The power of one person to make a difference is astronomical, even when their efforts may seem small at first. One shining example of this is Dr. Subodh Kumar Singh, who overcame disadvantages in his own childhood to later become a doctor and founded his own hospital. Now, the philanthropic surgeon is famed for his life-saving plastic surgeries that have helped change the lives of thousands of children in India suffering from a cleft lip and cleft palate.
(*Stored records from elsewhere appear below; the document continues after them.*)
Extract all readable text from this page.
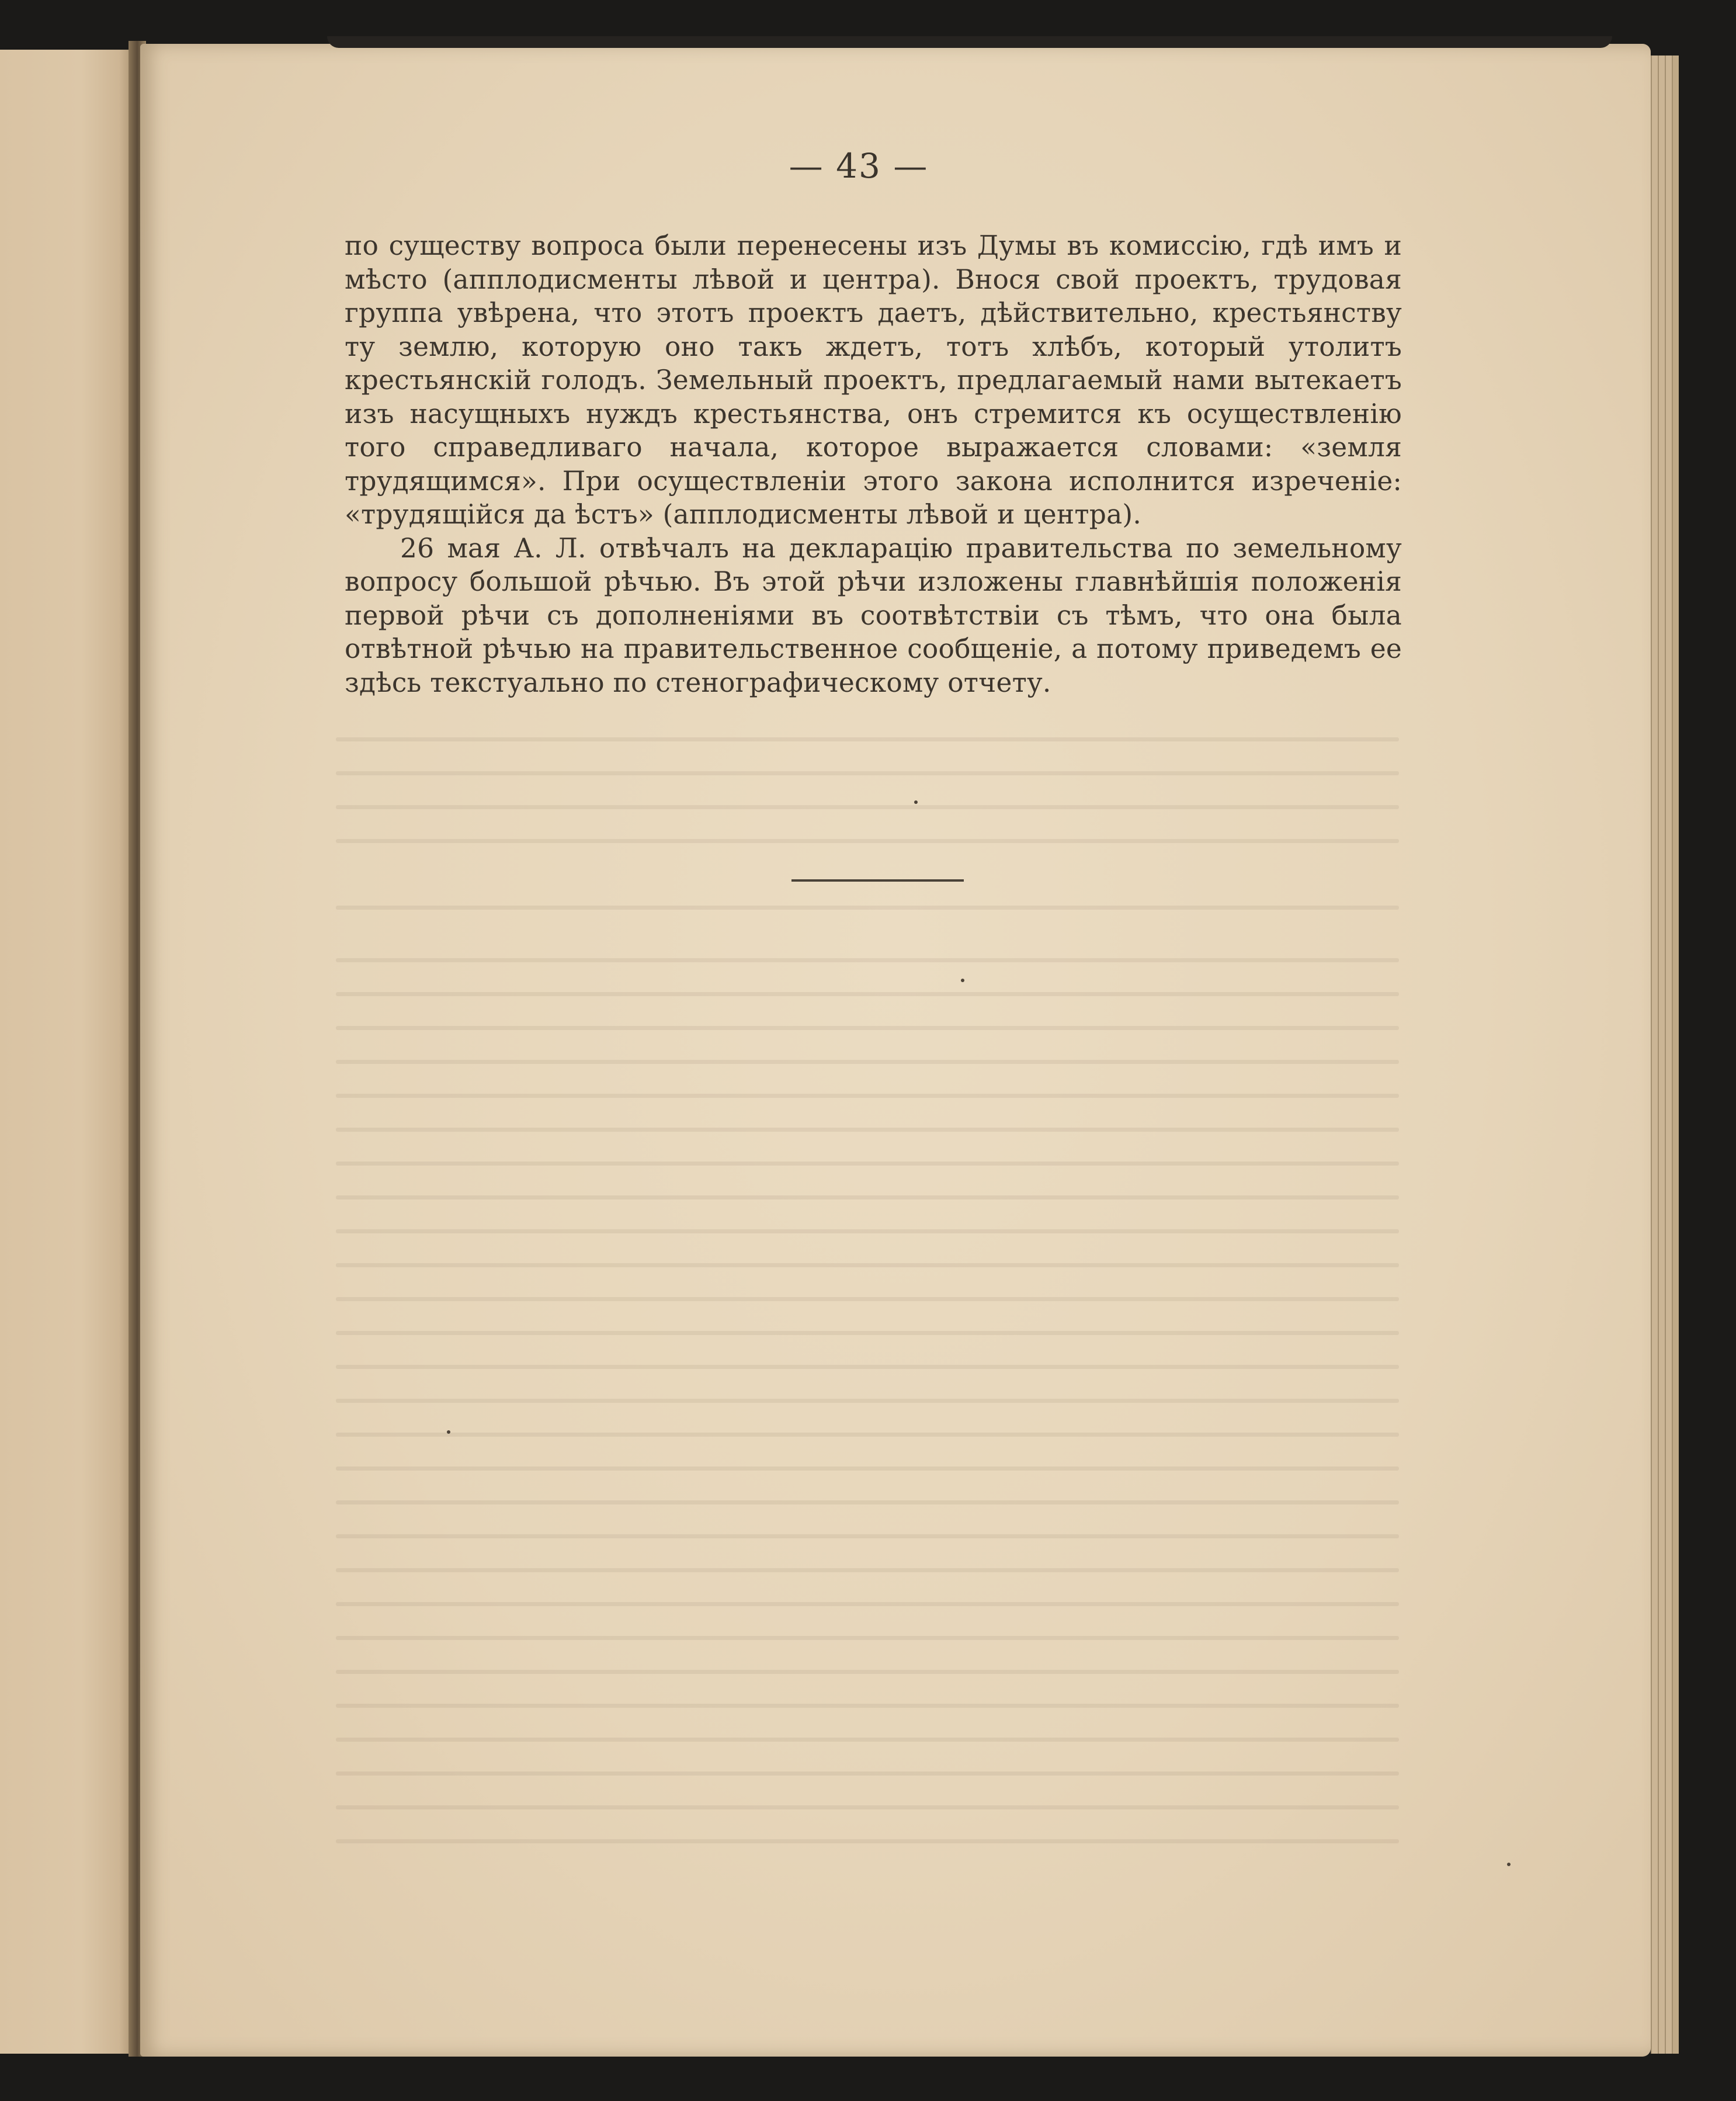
— 43 —

по существу вопроса были перенесены изъ Думы въ комиссію, гдѣ имъ и мѣсто (апплодисменты лѣвой и центра). Внося свой проектъ, трудовая группа увѣрена, что этотъ проектъ даетъ, дѣйствительно, крестьянству ту землю, которую оно такъ ждетъ, тотъ хлѣбъ, который утолитъ крестьянскій голодъ. Земельный проектъ, предлагаемый нами вытекаетъ изъ насущныхъ нуждъ крестьянства, онъ стремится къ осуществленію того справедливаго начала, которое выражается словами: «земля трудящимся». При осуществленіи этого закона исполнится изреченіе: «трудящійся да ѣстъ» (апплодисменты лѣвой и центра).

26 мая А. Л. отвѣчалъ на декларацію правительства по земельному вопросу большой рѣчью. Въ этой рѣчи изложены главнѣйшія положенія первой рѣчи съ дополненіями въ соотвѣтствіи съ тѣмъ, что она была отвѣтной рѣчью на правительственное сообщеніе, а потому приведемъ ее здѣсь текстуально по стенографическому отчету.
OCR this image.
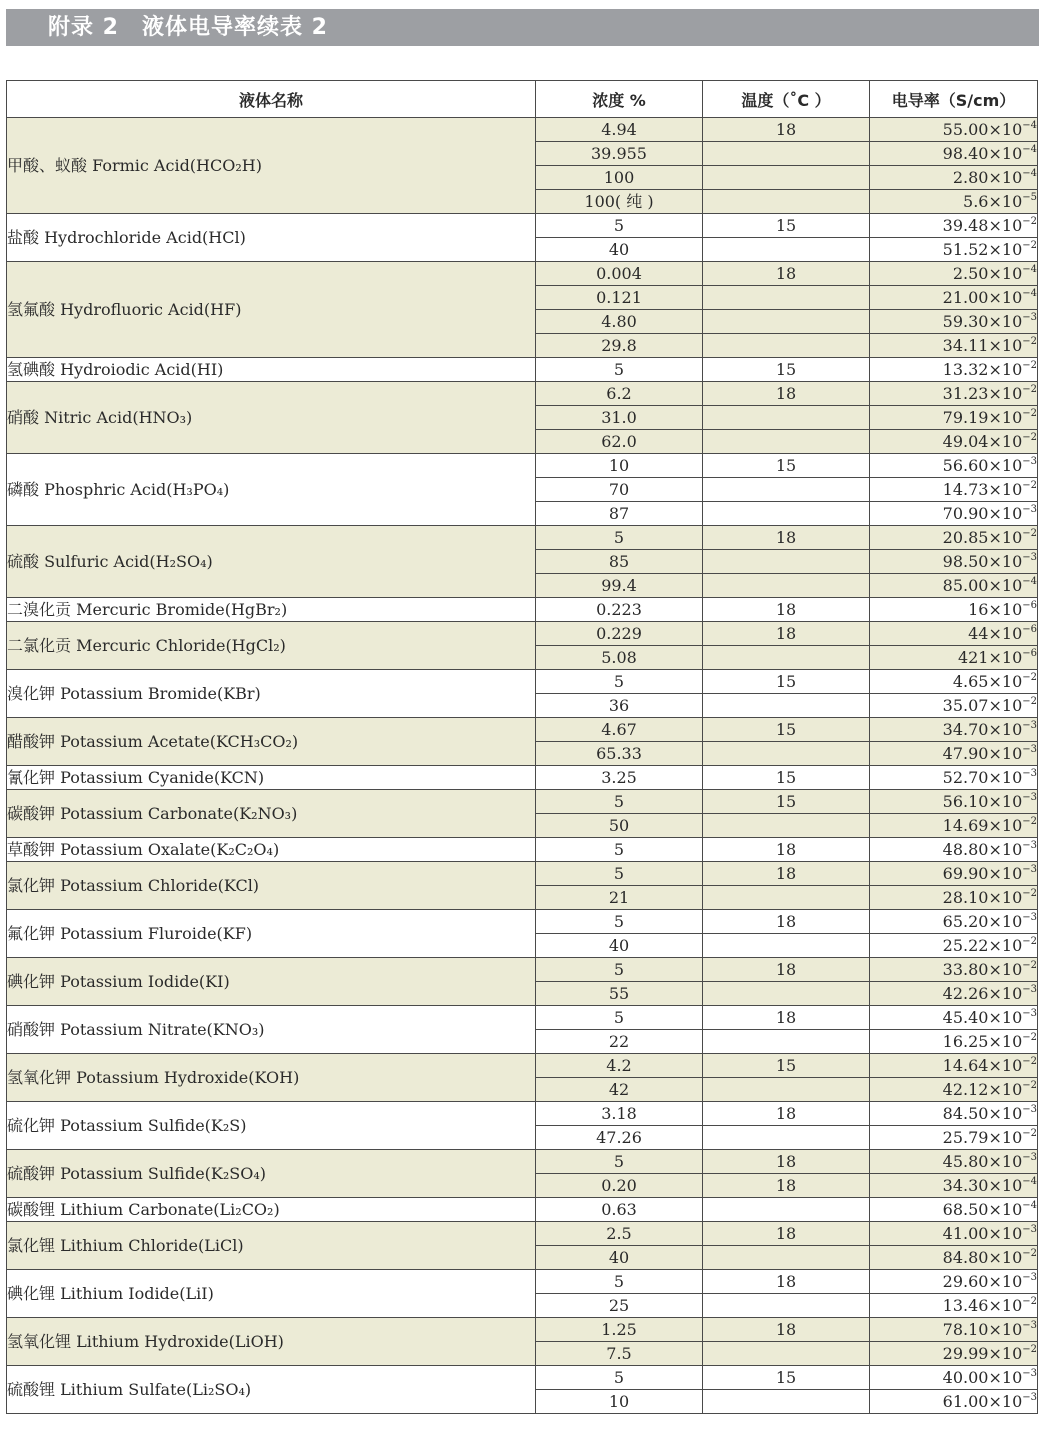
附录 2　液体电导率续表 2
液体名称	浓度 %	温度（˚C ）	电导率（S/cm）
甲酸、蚁酸 Formic Acid(HCO₂H)	4.94	18	$55.00\times 10^{-4}$
	39.955		$98.40\times 10^{-4}$
	100		$2.80\times 10^{-4}$
	100( 纯 )		$5.6\times 10^{-5}$
盐酸 Hydrochloride Acid(HCl)	5	15	$39.48\times 10^{-2}$
	40		$51.52\times 10^{-2}$
氢氟酸 Hydrofluoric Acid(HF)	0.004	18	$2.50\times 10^{-4}$
	0.121		$21.00\times 10^{-4}$
	4.80		$59.30\times 10^{-3}$
	29.8		$34.11\times 10^{-2}$
氢碘酸 Hydroiodic Acid(HI)	5	15	$13.32\times 10^{-2}$
硝酸 Nitric Acid(HNO₃)	6.2	18	$31.23\times 10^{-2}$
	31.0		$79.19\times 10^{-2}$
	62.0		$49.04\times 10^{-2}$
磷酸 Phosphric Acid(H₃PO₄)	10	15	$56.60\times 10^{-3}$
	70		$14.73\times 10^{-2}$
	87		$70.90\times 10^{-3}$
硫酸 Sulfuric Acid(H₂SO₄)	5	18	$20.85\times 10^{-2}$
	85		$98.50\times 10^{-3}$
	99.4		$85.00\times 10^{-4}$
二溴化贡 Mercuric Bromide(HgBr₂)	0.223	18	$16\times 10^{-6}$
二氯化贡 Mercuric Chloride(HgCl₂)	0.229	18	$44\times 10^{-6}$
	5.08		$421\times 10^{-6}$
溴化钾 Potassium Bromide(KBr)	5	15	$4.65\times 10^{-2}$
	36		$35.07\times 10^{-2}$
醋酸钾 Potassium Acetate(KCH₃CO₂)	4.67	15	$34.70\times 10^{-3}$
	65.33		$47.90\times 10^{-3}$
氰化钾 Potassium Cyanide(KCN)	3.25	15	$52.70\times 10^{-3}$
碳酸钾 Potassium Carbonate(K₂NO₃)	5	15	$56.10\times 10^{-3}$
	50		$14.69\times 10^{-2}$
草酸钾 Potassium Oxalate(K₂C₂O₄)	5	18	$48.80\times 10^{-3}$
氯化钾 Potassium Chloride(KCl)	5	18	$69.90\times 10^{-3}$
	21		$28.10\times 10^{-2}$
氟化钾 Potassium Fluroide(KF)	5	18	$65.20\times 10^{-3}$
	40		$25.22\times 10^{-2}$
碘化钾 Potassium Iodide(KI)	5	18	$33.80\times 10^{-2}$
	55		$42.26\times 10^{-3}$
硝酸钾 Potassium Nitrate(KNO₃)	5	18	$45.40\times 10^{-3}$
	22		$16.25\times 10^{-2}$
氢氧化钾 Potassium Hydroxide(KOH)	4.2	15	$14.64\times 10^{-2}$
	42		$42.12\times 10^{-2}$
硫化钾 Potassium Sulfide(K₂S)	3.18	18	$84.50\times 10^{-3}$
	47.26		$25.79\times 10^{-2}$
硫酸钾 Potassium Sulfide(K₂SO₄)	5	18	$45.80\times 10^{-3}$
	0.20	18	$34.30\times 10^{-4}$
碳酸锂 Lithium Carbonate(Li₂CO₂)	0.63		$68.50\times 10^{-4}$
氯化锂 Lithium Chloride(LiCl)	2.5	18	$41.00\times 10^{-3}$
	40		$84.80\times 10^{-2}$
碘化锂 Lithium Iodide(LiI)	5	18	$29.60\times 10^{-3}$
	25		$13.46\times 10^{-2}$
氢氧化锂 Lithium Hydroxide(LiOH)	1.25	18	$78.10\times 10^{-3}$
	7.5		$29.99\times 10^{-2}$
硫酸锂 Lithium Sulfate(Li₂SO₄)	5	15	$40.00\times 10^{-3}$
	10		$61.00\times 10^{-3}$
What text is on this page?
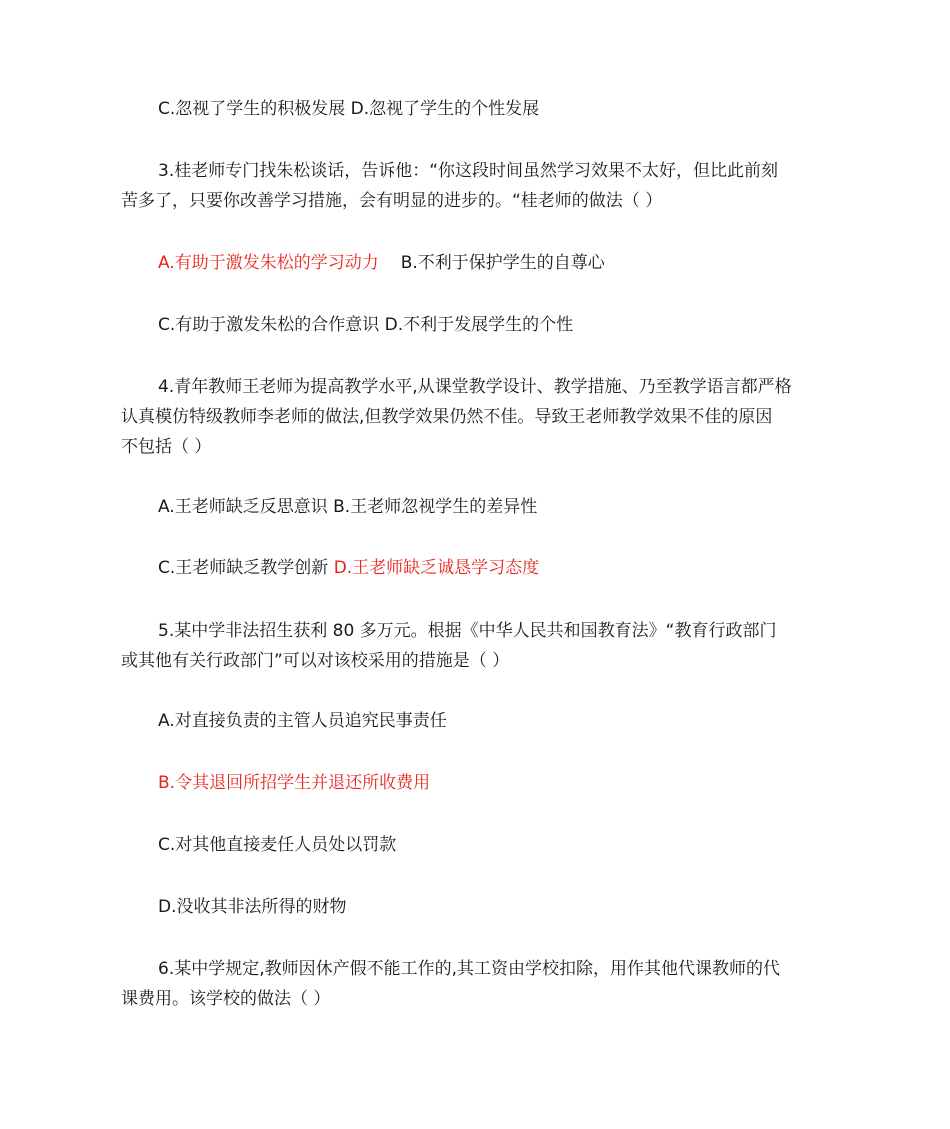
C.忽视了学生的积极发展 D.忽视了学生的个性发展
3.桂老师专门找朱松谈话，告诉他：“你这段时间虽然学习效果不太好，但比此前刻
苦多了，只要你改善学习措施，会有明显的进步的。“桂老师的做法（ ）
A.有助于激发朱松的学习动力 B.不利于保护学生的自尊心
C.有助于激发朱松的合作意识 D.不利于发展学生的个性
4.青年教师王老师为提高教学水平,从课堂教学设计、教学措施、乃至教学语言都严格
认真模仿特级教师李老师的做法,但教学效果仍然不佳。导致王老师教学效果不佳的原因
不包括（ ）
A.王老师缺乏反思意识 B.王老师忽视学生的差异性
C.王老师缺乏教学创新 D.王老师缺乏诚恳学习态度
5.某中学非法招生获利 80 多万元。根据《中华人民共和国教育法》“教育行政部门
或其他有关行政部门”可以对该校采用的措施是（ ）
A.对直接负责的主管人员追究民事责任
B.令其退回所招学生并退还所收费用
C.对其他直接麦任人员处以罚款
D.没收其非法所得的财物
6.某中学规定,教师因休产假不能工作的,其工资由学校扣除，用作其他代课教师的代
课费用。该学校的做法（ ）
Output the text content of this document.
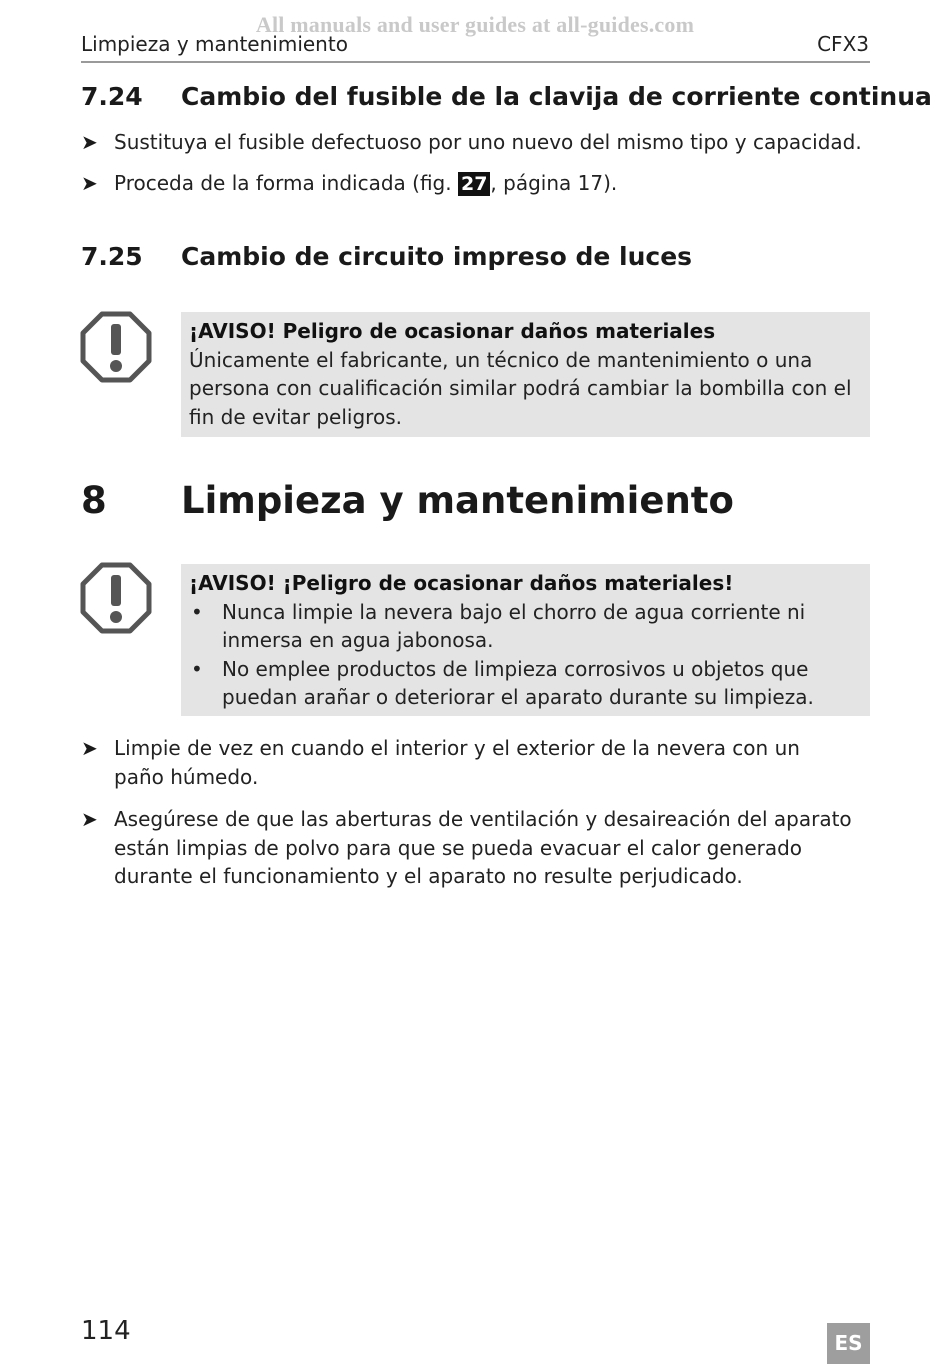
All manuals and user guides at all-guides.com
Limpieza y mantenimiento	CFX3
7.24 Cambio del fusible de la clavija de corriente continua
➤ Sustituya el fusible defectuoso por uno nuevo del mismo tipo y capacidad.
➤ Proceda de la forma indicada (fig. 27 , página 17).
7.25 Cambio de circuito impreso de luces
¡AVISO! Peligro de ocasionar daños materiales
Únicamente el fabricante, un técnico de mantenimiento o una persona con cualificación similar podrá cambiar la bombilla con el fin de evitar peligros.
8 Limpieza y mantenimiento
¡AVISO! ¡Peligro de ocasionar daños materiales!
• Nunca limpie la nevera bajo el chorro de agua corriente ni inmersa en agua jabonosa.
• No emplee productos de limpieza corrosivos u objetos que puedan arañar o deteriorar el aparato durante su limpieza.
➤ Limpie de vez en cuando el interior y el exterior de la nevera con un paño húmedo.
➤ Asegúrese de que las aberturas de ventilación y desaireación del aparato están limpias de polvo para que se pueda evacuar el calor generado durante el funcionamiento y el aparato no resulte perjudicado.
114	ES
When he was a child, Singh lost his father at the tender age of 13, which left his family in dire financial straits. The doctor now speculates that his father’s untimely death was likely due to inadequate medical care. But after losing their father, his older brothers had to give up their education in order to work and support the family. As the youngest of four children, he helped his brothers in any way he could, but mostly by selling homemade candles, soaps, and goggles in local shops and on the streets.
After having to sacrifice their own dreams, Singh’s brothers wanted to ensure that he wouldn’t have to do the same. They did their best to make sure he stayed in school to receive an education. And when the time came, they helped support him financially as he pursued his medical degree. However, the young medical student also worked while he was in school and continued to help out with family responsibilities, such as taking care of their widowed mother who was often ill.
After completing his studies in general surgery with a specialization in plastic surgery, Dr. Singh decide to establish a small hospital in his father’s memory. He called the facility G.S. Memorial Hospital. And it was there that he began offering free medical camps one week every year—on the anniversary of his father’s death—to aid families with babies born with a cleft lip. “In every cleft child who has come to me, I have visualized that little Subodh, who lost his father when he was only 13,” Dr. Singh recounts. “My father…and mother…taught me to serve the poor and live ethically. I feel God made me a plastic surgeon and not a businessman to serve a divine cause.”
“My childhood gave me the strength to build resilience and develop an understanding for people who undergo a daily struggle,” he explains. “The hardships made me perceive their emotions and relate to them. Becoming a doctor put me in a position to help many. I wanted to make the lives of the less privileged people better.”
After Dr. Singh started performing free cleft lip and cleft palate surgeries, his efforts came to the attention of Smile Train, the largest charitable organization for cleft palate surgery in the world. Since 2004, the surgeon has been a part of the Smile Train project. And with the support of the charity, his hospital was able to perform more than 2,500 surgeries by the end 2005 alone. Since 2008, G.S. Memorial Hospital has gone on to perform more than 4,000 free cleft surgeries every year under the initiative.
Furthermore, Dr. Singh also became a global trainer and speaker for Smile Train, and his hospital has become a major center for surgeons from across the world to train in cleft lip and palate surgeries. As part of his rehabilitation efforts, the inspiring surgeon went on to develop an outreach program that tracks children who have been treated for cleft palate in order to continue helping their families monitor each child’s health and nutrition. His efforts have helped return the smiles of 37,000 children through free cleft palate surgeries, even inspiring an Academy Award-winning documentary on the life of a young girl named Pinki—one of the thousands of children he’s treated.
All in all, the plastic surgeon’s life is truly inspiring. His groundbreaking work not only helps children heal medically but also completely transforms their lives, opening up a world of opportunity that was previously closed to them due to the stigma surrounding the condition. “Cleft is a social ailment; it affects not just an individual but the entire family,” Dr. Singh explains. “It is important to make society realize that cleft is an ailment, not a curse and that it can be repaired, free, at hospitals like ours.”